Getting in the Game


The issue of human trafficking is getting a lot of press lately.   Our church held a forum on it just this week.  Our city hosted a “Stop Child Trafficking Now” walk a couple of weekends ago. PBS put out their documentary “Half the Sky” earlier this month to highlight the oppression of women worldwide, many of whom are trafficked for sexual exploitation. And on Sunday, the documentary “Nefarious: Merchant of Souls” gets a free viewing at the UT Union Theater (Sunday at 7:30pm).  I’m seeing more articles, more websites, more books, and more news on this abominable evil.  And I’m overwhelmed by new information like:

  • Approximately 30 million people are enslaved in the world today – as in brutally and often violently exploited for labor and sex against their will and with no way out.
  • 80% of those are women and 50% are children.
  • 2 children per minute are trafficked for sexual slavery worldwide
  • The average age of a child who enters the trafficking market in the United States is 12 years old.
  • In Austin, two trafficking rings have been busted by Austin police in the last two months.  The accused supposedly kidnapped and imported women from other cities in the US and held them in an Austin hotel, forcing them to serve as prostitutes.

And I could go on and on and on.  Once a victim is rescued, the work has hardly begun.  Most trafficking victims come out with nothing on their backs.  They may or may not speak the language.  They probably don’t trust police, especially if corrupt officers have turned the other way or even participated in their abuse. Any identification or passport papers they had were taken away from them.  They probably aren’t educated. They probably don’t have job skills.  They certainly have physical, emotional, and spiritual damage. The task is so huge, the need is so overwhelming I hardly know where to start.  But start somewhere, I must.

Part of my problem is that I haven’t seen God do miracles on the order of magnitude that is required for these victims, so I’m unsure of what will happen.  Not that God hasn’t done such miracles – He surely has.  I just haven’t seen them with my own eyes.  In my relatively sheltered life, I’ve never really needed them. Which means I’ve missed out on some pretty important revelations about the God I serve.

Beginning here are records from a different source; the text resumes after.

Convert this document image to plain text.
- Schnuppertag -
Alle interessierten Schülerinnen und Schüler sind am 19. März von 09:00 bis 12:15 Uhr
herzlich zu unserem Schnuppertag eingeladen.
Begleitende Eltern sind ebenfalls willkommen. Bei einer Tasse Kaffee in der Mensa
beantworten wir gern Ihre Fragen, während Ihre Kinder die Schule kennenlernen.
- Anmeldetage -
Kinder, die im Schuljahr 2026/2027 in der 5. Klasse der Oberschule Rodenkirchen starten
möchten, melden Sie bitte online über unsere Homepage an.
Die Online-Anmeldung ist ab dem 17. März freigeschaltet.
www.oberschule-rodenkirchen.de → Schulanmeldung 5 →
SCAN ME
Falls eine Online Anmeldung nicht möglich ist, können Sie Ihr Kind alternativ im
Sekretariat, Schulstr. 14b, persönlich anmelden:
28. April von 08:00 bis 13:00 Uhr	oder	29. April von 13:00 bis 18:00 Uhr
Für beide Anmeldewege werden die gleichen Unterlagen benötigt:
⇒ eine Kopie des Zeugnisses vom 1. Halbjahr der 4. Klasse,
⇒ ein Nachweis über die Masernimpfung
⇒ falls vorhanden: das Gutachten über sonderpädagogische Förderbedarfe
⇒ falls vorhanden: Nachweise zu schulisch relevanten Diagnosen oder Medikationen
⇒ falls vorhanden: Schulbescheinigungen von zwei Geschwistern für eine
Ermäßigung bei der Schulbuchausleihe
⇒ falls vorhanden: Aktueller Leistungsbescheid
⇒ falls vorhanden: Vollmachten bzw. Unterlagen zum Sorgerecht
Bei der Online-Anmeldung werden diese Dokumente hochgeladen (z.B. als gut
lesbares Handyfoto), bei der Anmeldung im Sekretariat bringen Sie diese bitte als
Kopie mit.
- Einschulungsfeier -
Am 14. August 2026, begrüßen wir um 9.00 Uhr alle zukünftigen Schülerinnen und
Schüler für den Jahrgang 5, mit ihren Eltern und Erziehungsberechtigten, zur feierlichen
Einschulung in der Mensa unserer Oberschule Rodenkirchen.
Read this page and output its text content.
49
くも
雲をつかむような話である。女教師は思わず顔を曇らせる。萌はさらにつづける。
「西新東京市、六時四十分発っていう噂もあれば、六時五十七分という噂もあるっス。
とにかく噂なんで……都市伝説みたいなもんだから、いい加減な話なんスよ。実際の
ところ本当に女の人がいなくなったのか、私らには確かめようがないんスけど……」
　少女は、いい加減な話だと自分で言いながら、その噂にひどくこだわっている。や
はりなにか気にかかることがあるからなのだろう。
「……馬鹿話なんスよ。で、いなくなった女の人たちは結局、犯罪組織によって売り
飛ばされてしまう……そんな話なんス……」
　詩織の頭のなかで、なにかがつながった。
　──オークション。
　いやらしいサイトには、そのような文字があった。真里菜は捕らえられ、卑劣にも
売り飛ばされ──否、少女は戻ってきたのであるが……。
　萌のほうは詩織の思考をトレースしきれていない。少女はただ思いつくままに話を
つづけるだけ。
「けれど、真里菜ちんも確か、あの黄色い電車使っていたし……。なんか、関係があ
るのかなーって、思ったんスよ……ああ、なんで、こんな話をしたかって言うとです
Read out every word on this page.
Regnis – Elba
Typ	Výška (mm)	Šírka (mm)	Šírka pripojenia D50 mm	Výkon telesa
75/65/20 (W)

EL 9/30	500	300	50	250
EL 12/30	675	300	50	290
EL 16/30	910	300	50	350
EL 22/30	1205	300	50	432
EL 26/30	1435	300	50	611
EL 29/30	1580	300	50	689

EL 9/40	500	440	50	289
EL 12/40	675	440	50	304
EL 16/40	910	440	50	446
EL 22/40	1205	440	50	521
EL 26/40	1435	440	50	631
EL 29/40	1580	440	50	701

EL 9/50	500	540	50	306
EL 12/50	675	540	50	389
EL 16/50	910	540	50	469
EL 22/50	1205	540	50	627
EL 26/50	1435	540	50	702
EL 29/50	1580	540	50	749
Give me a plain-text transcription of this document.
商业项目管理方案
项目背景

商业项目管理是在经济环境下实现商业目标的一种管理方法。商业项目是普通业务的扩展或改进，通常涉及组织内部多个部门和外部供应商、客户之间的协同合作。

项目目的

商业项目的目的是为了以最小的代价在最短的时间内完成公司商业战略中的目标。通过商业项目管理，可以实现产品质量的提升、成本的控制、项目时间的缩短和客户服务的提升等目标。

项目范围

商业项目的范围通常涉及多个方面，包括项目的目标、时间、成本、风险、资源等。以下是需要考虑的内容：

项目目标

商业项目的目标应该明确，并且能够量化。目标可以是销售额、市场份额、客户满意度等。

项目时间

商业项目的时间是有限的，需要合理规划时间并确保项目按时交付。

I’m starting to think that I’ve been in the Grand Arena where amazing things are happening on the field of battle. Where I’m rooting for God’s team, of course. I even have the team jersey on along with the face paint and the big foam finger.  But instead of even watching the game – let alone getting on the field – I’ve been content to hang out at the concession stand eating funnel cake.  It’s a good time, to be sure. And I know some exciting things are going on in the center of the Arena – I can hear the cheers and gasps of the great cloud of witnesses.  But I haven’t actually gone out there to see what’s going on.  And I haven’t ventured to the sidelines or asked the Coach to put me in.  So I have no idea how the Coach works these things out – I haven’t seen Him in action like that.  Know what I mean?

And in this Grand Arena, the stakes are much higher than a win at the end of the day or a trophy.  We’re talking about human lives made in the image of God. Sure, getting in the game may mean that I take a hit or two, maybe get injured and bruised.  But God has promised that I will not be destroyed and He will be with me.  Why am I afraid to leave my funnel cake at the stand and walk through the tunnels onto the field?

So I’m bucking up my courage, feeble as it is, and I’ve decided to take those first steps, even though I haven’t a clue yet how to play the game. I’ve only learned a few basics so far. But I’m excited to see what God is already doing on behalf of the oppressed in my city and my world. And I’m hoping He’ll see fit to make me a part of it.

Would you join me? As I’ve prayed and learned, I’ve come up with a few things that all of us can do to chip away at the structures that hold up the human trafficking problem.  Here are a few very practical ways you can get started:

  • Pray. Ask God to bring this problem to the light so that it can be dealt with by qualified and caring people.  You might also pray that God would make you such a person.  Pray for those already engaged on the front lines and for those caring for former victims.
  • Make smart consumer choices.  We can leverage our economic power and pressure companies to make sure their supply lines are slave-free.  You can download the free app “Free2Work” for your smart phone and scan the bar codes of products you buy to find out how their companies are doing on this issue.
  • Learn.  Check out websites like Not For Sale, International Justice Mission, and Restore A Voice.  Read a book such as A Crime So Monstrous by E. Benjamin Skinner, or Three Cups of Tea by Greg Mortensen.  Get the facts and see where God leads your heart.
  • Stay up to date on what FEFC folks are doing.  We have a brand new e-mailing list with updates on local activities.  You can join just by letting me know you want on the list.

There’s so much to do.  More than any one of us or any small group of us could handle.  But if we get out there and do something, we have the opportunity to see God do something, too.